Guess it's too hard to notify users that their information got leaked. I hope they reported to all the different institutions in Europe though. The article suggests they didn't even report it to the Ireland one!
The way privacy protection laws are, especially in Germany, is kinda stupid. On one side they often doesn't protect you in practice, on the other side they effectively hinder and sometimes prevent reasonable usage.
Just a view examples:
- A local government couldn't properly inform elder people that they now can get Vaccinated for free because the interplay of various privacy protection law (and stupidity/inflexibility in other areas tbh.).
- Germany has a privacy respecting anonymized blutooth based contact tracing app (wrt. Covid). But if you do a test you first have to physical sign of that other people are anonymized informed that someone they likely had contact with has covid, then when you get the result you still need to agree again to share this information. And even this was only possible after changing regulations. (I.e. why is one initial agreement not good enough?)
- The government most likely not being able to inform the victims of such data breaches.
> But if you do a test you first have to physical sign of that other people are anonymized informed that someone they likely had contact with has covid
This is false. I've been tested about 15 times within the last year and none of the things I "signed" included any of that.
I didn't have to physically sign ANYTHING at all. What are you talking about?? It's just a click field on the online application and that only says that you're okay with your data being shared with the lab that also sends you your test results.
> then when you get the result you still need to agree again to share this information.
This is also absolutely untrue as Covid, among others, is on the list of illnesses that the local Gesundheitsamt has to be notified of. It's not even optional. It's the law. https://www.gesetze-im-internet.de/ifsg/__6.html
Honestly curious where you got that information from?
> I didn't have to physically sign ANYTHING at all. What are you talking about?? It's just a click field on the online application and that only says that you're okay with your data being shared with the lab that also sends you your test results.

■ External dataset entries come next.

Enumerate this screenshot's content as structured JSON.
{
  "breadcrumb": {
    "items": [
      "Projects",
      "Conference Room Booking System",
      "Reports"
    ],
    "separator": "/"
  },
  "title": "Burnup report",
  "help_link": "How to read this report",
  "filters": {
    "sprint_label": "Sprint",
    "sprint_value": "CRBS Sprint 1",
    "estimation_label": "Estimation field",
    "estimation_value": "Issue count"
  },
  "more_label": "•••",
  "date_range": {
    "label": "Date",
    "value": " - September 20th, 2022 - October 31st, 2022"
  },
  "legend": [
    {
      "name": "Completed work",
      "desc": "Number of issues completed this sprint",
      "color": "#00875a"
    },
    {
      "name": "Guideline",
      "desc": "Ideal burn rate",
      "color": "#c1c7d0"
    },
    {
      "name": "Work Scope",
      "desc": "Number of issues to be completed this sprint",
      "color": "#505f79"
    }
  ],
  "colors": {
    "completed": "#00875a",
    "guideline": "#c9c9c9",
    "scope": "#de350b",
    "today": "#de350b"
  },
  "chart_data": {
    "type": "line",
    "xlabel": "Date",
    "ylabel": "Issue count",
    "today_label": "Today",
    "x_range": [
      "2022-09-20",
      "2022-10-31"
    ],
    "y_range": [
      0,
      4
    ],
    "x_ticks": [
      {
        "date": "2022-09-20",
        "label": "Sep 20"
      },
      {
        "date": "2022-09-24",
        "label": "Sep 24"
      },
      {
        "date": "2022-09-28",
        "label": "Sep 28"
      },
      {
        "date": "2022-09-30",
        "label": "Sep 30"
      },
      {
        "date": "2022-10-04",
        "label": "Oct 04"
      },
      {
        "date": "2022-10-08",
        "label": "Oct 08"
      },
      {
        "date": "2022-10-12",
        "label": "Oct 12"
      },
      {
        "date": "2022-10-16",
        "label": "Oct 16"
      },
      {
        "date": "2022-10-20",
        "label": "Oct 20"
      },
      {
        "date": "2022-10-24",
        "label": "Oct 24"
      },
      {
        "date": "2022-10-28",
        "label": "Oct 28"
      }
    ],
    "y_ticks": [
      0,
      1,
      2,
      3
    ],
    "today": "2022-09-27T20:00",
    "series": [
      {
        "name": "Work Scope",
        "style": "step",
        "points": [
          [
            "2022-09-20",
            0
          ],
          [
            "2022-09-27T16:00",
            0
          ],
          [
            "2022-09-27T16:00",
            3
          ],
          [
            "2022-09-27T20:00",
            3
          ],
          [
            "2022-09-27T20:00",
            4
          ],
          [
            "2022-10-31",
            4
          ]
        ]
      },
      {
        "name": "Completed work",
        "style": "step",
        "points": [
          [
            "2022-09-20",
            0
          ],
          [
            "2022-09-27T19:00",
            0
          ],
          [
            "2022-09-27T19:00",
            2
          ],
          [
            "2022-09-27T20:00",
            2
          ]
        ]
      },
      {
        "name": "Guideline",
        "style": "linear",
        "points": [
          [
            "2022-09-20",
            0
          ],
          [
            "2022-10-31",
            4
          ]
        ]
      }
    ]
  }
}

If you did register a test with the covid app you had got had to sign something when doing the (not "fast"/PCR) test. If not something was legally not quite right. Also maybe in recent month this might also have been changed but it's unlikely..
> This is also absolutely untrue as Covid, among others, is on the list of illnesses that the local Gesundheitsamt has to be notified of. It's not even optional. It's the law. https://www.gesetze-im-internet.de/ifsg/__6.html
I'm speaking about the covid app, not the health agency, which yes gets reporting always but also (at least at the being of Covid) had a completely inefficient procedure which made the German health agencies in most German states at least at the middle unable to process it anywhere close in time. Like they collecting "people you had been in contact with" 3! weeks after you where found to have covid was not uncommon.
> Honestly curious where you got that information from?
People officially working on the developen of the covid app (there is a ccc talk). And various other sources which also overlap with personal experiences (like yes I personally had to give agreement on paper so that I could use the covid app).
Note that the physical confirmation is kinda hidden on a paper containing all kind of information, so meany people might not have been aware of it.
> In the case of a personal data breach, the controller shall without undue delay and, where feasible, not later than 72 hours after having become aware of it, notify the personal data breach to the supervisory authority competent in accordance with Article 55, unless the personal data breach is unlikely to result in a risk to the rights and freedoms of natural persons. Where the notification to the supervisory authority is not made within 72 hours, it shall be accompanied by reasons for the delay.